Film Screening: Half the Sky

On Tuesday, October 23 the Sexual Assault Prevention andAwareness Center will be showing the documentary
Half the Sky in the Rackham Ampitheater.

Half the Sky is based on a book by Nicholas Kristof, which examines the oppression of women across the world.

We hope that you will join us for the screening and the following discussion.

The Rackham Building is located at 950 E. Washington St.  Doors open at 7:00 and the film begins at 7:30.

The book and documentary have sparked a global movement, with organizations everywhere showing the film.  The film has been both celebrated and critiqued, provoking important discussions about the status of women in the Global South, and what people in the U.S. can or should do about gender inequality around the world. 

To learn more about Half the Sky, and see what people are saying about it, see the reviews and comments below:

New York Times Book Review, "Changing Lives": “Half the Sky” tackles atrocities and indignities from sex trafficking to maternal mortality, from obstetric fistulas to acid attacks, and absorbing the fusillade of horrors can feel like an assault of its own. But the poignant portraits of survivors humanize the issues, divulging facts that moral outrage might otherwise eclipse.  

HuffPost Review, "Half the Sky":  "What Nick and Sheryl have done is lay out a case for why empowering women in the developing world is both morally right and strategically imperative. Their essential message is that Lifting Women Lifts the World."

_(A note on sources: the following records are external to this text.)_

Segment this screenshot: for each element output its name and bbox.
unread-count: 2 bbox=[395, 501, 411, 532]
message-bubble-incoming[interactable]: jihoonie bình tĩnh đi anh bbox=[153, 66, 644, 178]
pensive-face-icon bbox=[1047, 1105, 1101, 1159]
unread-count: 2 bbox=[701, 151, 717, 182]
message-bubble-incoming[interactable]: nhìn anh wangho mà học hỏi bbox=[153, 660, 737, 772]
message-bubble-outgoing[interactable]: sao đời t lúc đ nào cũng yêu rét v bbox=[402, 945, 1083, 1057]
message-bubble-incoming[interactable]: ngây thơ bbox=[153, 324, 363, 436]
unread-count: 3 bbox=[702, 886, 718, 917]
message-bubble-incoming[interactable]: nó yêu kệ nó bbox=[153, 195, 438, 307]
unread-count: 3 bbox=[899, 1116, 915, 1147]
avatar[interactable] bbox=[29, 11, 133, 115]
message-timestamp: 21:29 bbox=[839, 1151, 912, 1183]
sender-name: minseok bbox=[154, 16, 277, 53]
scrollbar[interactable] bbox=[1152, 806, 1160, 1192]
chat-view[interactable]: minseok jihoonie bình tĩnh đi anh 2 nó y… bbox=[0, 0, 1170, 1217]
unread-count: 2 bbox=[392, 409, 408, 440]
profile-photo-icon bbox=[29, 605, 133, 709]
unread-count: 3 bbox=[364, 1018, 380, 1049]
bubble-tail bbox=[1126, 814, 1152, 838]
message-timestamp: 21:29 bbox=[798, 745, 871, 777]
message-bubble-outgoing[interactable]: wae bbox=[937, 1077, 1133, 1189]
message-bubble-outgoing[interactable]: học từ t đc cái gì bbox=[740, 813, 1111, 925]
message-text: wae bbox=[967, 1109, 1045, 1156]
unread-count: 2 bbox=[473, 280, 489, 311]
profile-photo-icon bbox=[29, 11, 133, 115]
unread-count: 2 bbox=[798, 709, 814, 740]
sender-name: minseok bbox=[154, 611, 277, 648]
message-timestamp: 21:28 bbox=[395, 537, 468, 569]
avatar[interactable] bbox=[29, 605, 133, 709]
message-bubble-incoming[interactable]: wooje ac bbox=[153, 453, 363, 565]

Racialicious Review, "Your Women are Oppressed, But Ours Are Awesome":  "Inspired by a book co-written by Kristof and his wife, Sheryl WuDunn, and supported by talking head cameos from the likes of Hillary Clinton, Gloria Steinem, George Clooney, and officials from the United Nations, CARE, and other non profit and development organizations, the film, unfortunately, reeks of KONY 2012 style missteps." 

The Atlantic Review, "The White Savior Industrial Complex": "The white savior supports brutal policies in the morning, founds charities in the afternoon, and receives awards in the evening."

The Guardian Review, "How the Other Half Suffer": "The authors describe brutality towards women as "a malignancy that is slowly gaining recognition as one of the paramount human rights problems of this century." Raising awareness of brutality towards women is not a slow process; the problem is rather that the flash of outrage soon dissipates, to lie dormant until somebody or something triggers it again, while the vileness carries inexorably on, partly because the concerned public is unaware of its own misogyny."